The Federal Trade Commission, for example, used the method to push the nascent online behavioral advertising industry to conform to standards that both protect consumers and allow reasonable use of consumer data by businesses.

It may be hard for those of us used to the FCC’s “top-down” regulatory approach to see a time when the agency leans more toward multi-stakeholdering processes, they may, if properly crafted, prove beneficial.

From a practical perspective, the FCC may have to seek multi-stakeholdering solutions if it wants to be a part of the next big trend in our industry: convergence.

When most pundits talk about convergence, they focus on the merging of one or more technologies historically utilized in one industry to other, seemingly disparate, industries. For example, the increasing use of mobile wireless technologies by the automobile industry has spawned the field of “telematics” – also called “connected cars” – something you’ll hear more about at the next Consumer Electronics Show. But those of us in Washington might want to consider how convergence may affect the process of policymaking now.

For instance, convergence could mean major shifts in the policymaking power structure. Take the example of the connected car. The National Highway Traffic Safety Administration (NHTSA, part of the Department of Transportation) has the power to dictate product safety standards for automobiles. It also has jurisdiction over distracted driving. But who has jurisdiction when a distraction is caused by a mobile device brought in to a car?

Right now, NHTSA is creating “voluntary guidelines” that can result in the imposition of liability on the mobile industry in civil lawsuits, even though the agency doesn’t directly regulate the mobile device and wireless industries. But the Secretary of Transportation has signaled that he may go farther by adopting other measures to stop distracted driving. This could include seeking direct jurisdiction over at least some aspects of the industry.

The jurisdictional impact of convergence will be felt beyond the agencies. For instance, if NHTSA seeks more regulatory control, the Congressional subcommittee which oversees the NHTSA may as a result become involved in overseeing some aspects of technologies the FCC previously considered its turf.

Given the number of industries whose operations are becoming increasingly dependent on, and thus converging with, mobile wireless systems – transportation, healthcare, commerce, to name the most obvious ones – you can see that we might be facing a new regulatory world where jurisdictional issues must be confronted and thrashed out.
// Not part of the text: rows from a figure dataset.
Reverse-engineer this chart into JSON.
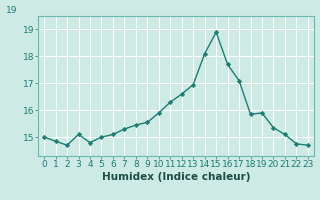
{
  "x": [
    0,
    1,
    2,
    3,
    4,
    5,
    6,
    7,
    8,
    9,
    10,
    11,
    12,
    13,
    14,
    15,
    16,
    17,
    18,
    19,
    20,
    21,
    22,
    23
  ],
  "y": [
    15.0,
    14.85,
    14.7,
    15.1,
    14.8,
    15.0,
    15.1,
    15.3,
    15.45,
    15.55,
    15.9,
    16.3,
    16.6,
    16.95,
    18.1,
    18.9,
    17.7,
    17.1,
    15.85,
    15.9,
    15.35,
    15.1,
    14.75,
    14.7
  ],
  "xlabel": "Humidex (Indice chaleur)",
  "line_color": "#1d7d72",
  "marker_color": "#1d7d72",
  "bg_color": "#cdeae4",
  "grid_color": "#ffffff",
  "spine_color": "#6bb8ae",
  "tick_color": "#1d7d72",
  "xlabel_color": "#1d4d47",
  "ylim_min": 14.3,
  "ylim_max": 19.5,
  "yticks": [
    15,
    16,
    17,
    18,
    19
  ],
  "xticks": [
    0,
    1,
    2,
    3,
    4,
    5,
    6,
    7,
    8,
    9,
    10,
    11,
    12,
    13,
    14,
    15,
    16,
    17,
    18,
    19,
    20,
    21,
    22,
    23
  ],
  "xtick_labels": [
    "0",
    "1",
    "2",
    "3",
    "4",
    "5",
    "6",
    "7",
    "8",
    "9",
    "10",
    "11",
    "12",
    "13",
    "14",
    "15",
    "16",
    "17",
    "18",
    "19",
    "20",
    "21",
    "22",
    "23"
  ],
  "top_label": "19",
  "font_size_tick": 6.5,
  "font_size_xlabel": 7.5,
  "line_width": 1.0,
  "marker_size": 2.2
}
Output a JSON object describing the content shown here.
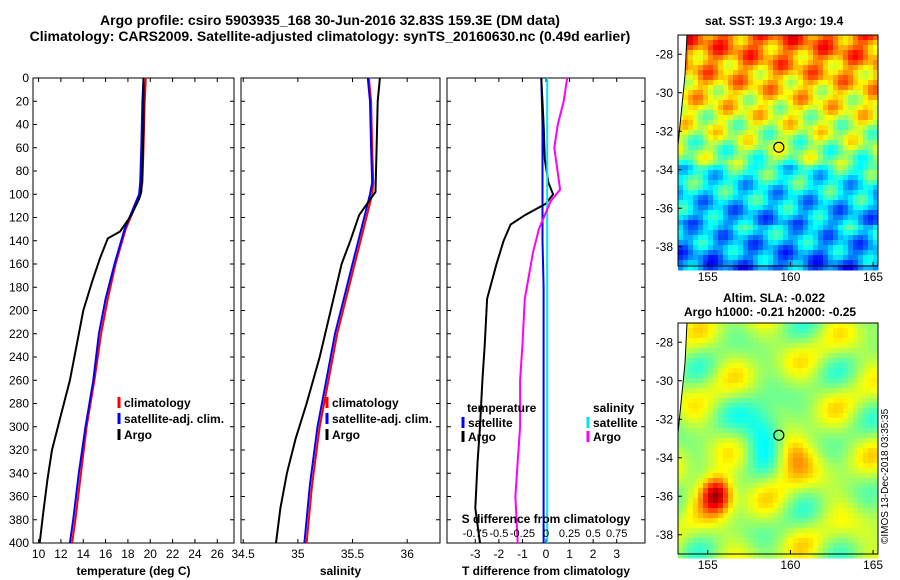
{
  "titles": {
    "line1": "Argo profile: csiro 5903935_168 30-Jun-2016 32.83S 159.3E (DM data)",
    "line2": "Climatology: CARS2009. Satellite-adjusted climatology: synTS_20160630.nc (0.49d earlier)"
  },
  "colors": {
    "climatology": "#ff0000",
    "satellite_adj": "#0000ff",
    "argo": "#000000",
    "satellite": "#00e5ee",
    "argo_s": "#ff00ff"
  },
  "chart_data": [
    {
      "type": "line",
      "id": "temperature",
      "xlabel": "temperature (deg C)",
      "ylabel": "",
      "xlim": [
        9.5,
        27.5
      ],
      "ylim": [
        0,
        400
      ],
      "y_reversed": true,
      "xticks": [
        10,
        12,
        14,
        16,
        18,
        20,
        22,
        24,
        26
      ],
      "yticks": [
        0,
        20,
        40,
        60,
        80,
        100,
        120,
        140,
        160,
        180,
        200,
        220,
        240,
        260,
        280,
        300,
        320,
        340,
        360,
        380,
        400
      ],
      "legend": [
        "climatology",
        "satellite-adj. clim.",
        "Argo"
      ],
      "series": [
        {
          "name": "climatology",
          "x": [
            19.6,
            19.5,
            19.4,
            19.3,
            19.1,
            17.8,
            16.9,
            16.2,
            15.6,
            15.0,
            14.3,
            13.8,
            13.3,
            13.0
          ],
          "y": [
            0,
            20,
            60,
            90,
            100,
            130,
            160,
            190,
            220,
            260,
            300,
            340,
            380,
            400
          ]
        },
        {
          "name": "satellite-adj. clim.",
          "x": [
            19.4,
            19.3,
            19.2,
            19.1,
            19.0,
            17.7,
            16.8,
            16.0,
            15.4,
            14.9,
            14.2,
            13.6,
            13.1,
            12.8
          ],
          "y": [
            0,
            20,
            60,
            90,
            100,
            130,
            160,
            190,
            220,
            260,
            300,
            340,
            380,
            400
          ]
        },
        {
          "name": "Argo",
          "x": [
            19.4,
            19.4,
            19.3,
            19.2,
            19.0,
            18.3,
            17.3,
            16.2,
            15.5,
            14.8,
            14.0,
            13.4,
            12.8,
            12.0,
            11.2,
            10.8,
            10.4,
            10.1
          ],
          "y": [
            0,
            40,
            80,
            98,
            104,
            118,
            132,
            138,
            155,
            175,
            200,
            230,
            260,
            290,
            320,
            345,
            375,
            400
          ]
        }
      ]
    },
    {
      "type": "line",
      "id": "salinity",
      "xlabel": "salinity",
      "ylabel": "",
      "xlim": [
        34.48,
        36.3
      ],
      "ylim": [
        0,
        400
      ],
      "y_reversed": true,
      "xticks": [
        34.5,
        35,
        35.5,
        36
      ],
      "xticklabels": [
        "34.5",
        "35",
        "35.5",
        "36"
      ],
      "legend": [
        "climatology",
        "satellite-adj. clim.",
        "Argo"
      ],
      "series": [
        {
          "name": "climatology",
          "x": [
            35.65,
            35.67,
            35.68,
            35.69,
            35.68,
            35.6,
            35.52,
            35.44,
            35.36,
            35.28,
            35.2,
            35.13,
            35.08
          ],
          "y": [
            0,
            20,
            60,
            90,
            100,
            130,
            160,
            190,
            220,
            260,
            300,
            350,
            400
          ]
        },
        {
          "name": "satellite-adj. clim.",
          "x": [
            35.64,
            35.66,
            35.67,
            35.68,
            35.66,
            35.58,
            35.5,
            35.42,
            35.34,
            35.26,
            35.18,
            35.11,
            35.06
          ],
          "y": [
            0,
            20,
            60,
            90,
            100,
            130,
            160,
            190,
            220,
            260,
            300,
            350,
            400
          ]
        },
        {
          "name": "Argo",
          "x": [
            35.75,
            35.73,
            35.72,
            35.71,
            35.65,
            35.56,
            35.48,
            35.4,
            35.3,
            35.2,
            35.08,
            34.98,
            34.9,
            34.84,
            34.8
          ],
          "y": [
            0,
            20,
            60,
            98,
            106,
            118,
            140,
            160,
            200,
            240,
            280,
            310,
            340,
            370,
            400
          ]
        }
      ]
    },
    {
      "type": "line",
      "id": "differences",
      "xlabel": "T difference from climatology",
      "xlabel_top": "S difference from climatology",
      "xlim": [
        -4.2,
        4.2
      ],
      "ylim": [
        0,
        400
      ],
      "y_reversed": true,
      "xticks": [
        -3,
        -2,
        -1,
        0,
        1,
        2,
        3
      ],
      "xticklabels": [
        "-3",
        "-2",
        "-1",
        "0",
        "1",
        "2",
        "3"
      ],
      "sticks": [
        -0.75,
        -0.5,
        -0.25,
        0,
        0.25,
        0.5,
        0.75
      ],
      "sticklabels": [
        "-0.75",
        "-0.5",
        "-0.25",
        "0",
        "0.25",
        "0.5",
        "0.75"
      ],
      "legend_headers": [
        "temperature",
        "salinity"
      ],
      "legend_temperature": [
        "satellite",
        "Argo"
      ],
      "legend_salinity": [
        "satellite",
        "Argo"
      ],
      "series": [
        {
          "name": "T satellite",
          "x": [
            -0.2,
            -0.15,
            -0.15,
            -0.15,
            -0.1,
            -0.1,
            -0.1,
            -0.1,
            -0.1,
            -0.1
          ],
          "y": [
            0,
            40,
            100,
            140,
            180,
            220,
            260,
            300,
            350,
            400
          ]
        },
        {
          "name": "T Argo",
          "x": [
            -0.2,
            -0.1,
            -0.05,
            0.1,
            0.3,
            0.0,
            -0.9,
            -1.5,
            -1.8,
            -2.1,
            -2.5,
            -2.6,
            -2.7,
            -2.8,
            -2.9,
            -3.0,
            -2.8
          ],
          "y": [
            0,
            40,
            70,
            90,
            100,
            108,
            118,
            126,
            140,
            160,
            190,
            230,
            260,
            300,
            330,
            370,
            400
          ]
        },
        {
          "name": "S satellite",
          "x": [
            0.05,
            0.05,
            0.05,
            0.05,
            0.05,
            0.05,
            0.05,
            0.05,
            0.05
          ],
          "y": [
            0,
            50,
            100,
            150,
            200,
            250,
            300,
            350,
            400
          ]
        },
        {
          "name": "S Argo",
          "x": [
            0.9,
            0.75,
            0.5,
            0.35,
            0.6,
            0.2,
            -0.3,
            -0.55,
            -0.9,
            -1.0,
            -1.1,
            -1.1,
            -1.2,
            -1.3,
            -1.2
          ],
          "y": [
            0,
            20,
            40,
            60,
            96,
            106,
            130,
            150,
            190,
            230,
            260,
            300,
            330,
            360,
            400
          ]
        }
      ]
    },
    {
      "type": "heatmap",
      "id": "sst_map",
      "title": "sat. SST: 19.3 Argo: 19.4",
      "xticks": [
        155,
        160,
        165
      ],
      "yticks": [
        -28,
        -30,
        -32,
        -34,
        -36,
        -38
      ],
      "xlim": [
        153.2,
        165.3
      ],
      "ylim": [
        -39.0,
        -27.0
      ],
      "marker": {
        "lon": 159.3,
        "lat": -32.83
      }
    },
    {
      "type": "heatmap",
      "id": "sla_map",
      "title": "Altim. SLA: -0.022",
      "subtitle": "Argo h1000: -0.21 h2000: -0.25",
      "xticks": [
        155,
        160,
        165
      ],
      "yticks": [
        -28,
        -30,
        -32,
        -34,
        -36,
        -38
      ],
      "xlim": [
        153.2,
        165.3
      ],
      "ylim": [
        -39.0,
        -27.0
      ],
      "marker": {
        "lon": 159.3,
        "lat": -32.83
      }
    }
  ],
  "stamp": "©IMOS 13-Dec-2018 03:35:35"
}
I’m most interested to see how the changing technological landscape will affect the FCC. How will the Commission seek to involve – or not involve – itself in these new fields? Will it try to add more arrows to its regulatory quiver? Will it ask Congress for major structural changes to the Communications Act, or can it use its authority under the existing Act to quietly adopt new strategies?

Though no one may be able to predict every issue that will confront the 113th Congress, there is one thing I do believe: those who work in the broad field of communications will live in a changed (and more converged) atmosphere. We will likely have to learn new methods of policymaking, new policymakers, and new policymaking cultures – ones that rely on more cooperative, multi-dimensional methods of finding solutions that work for all of us.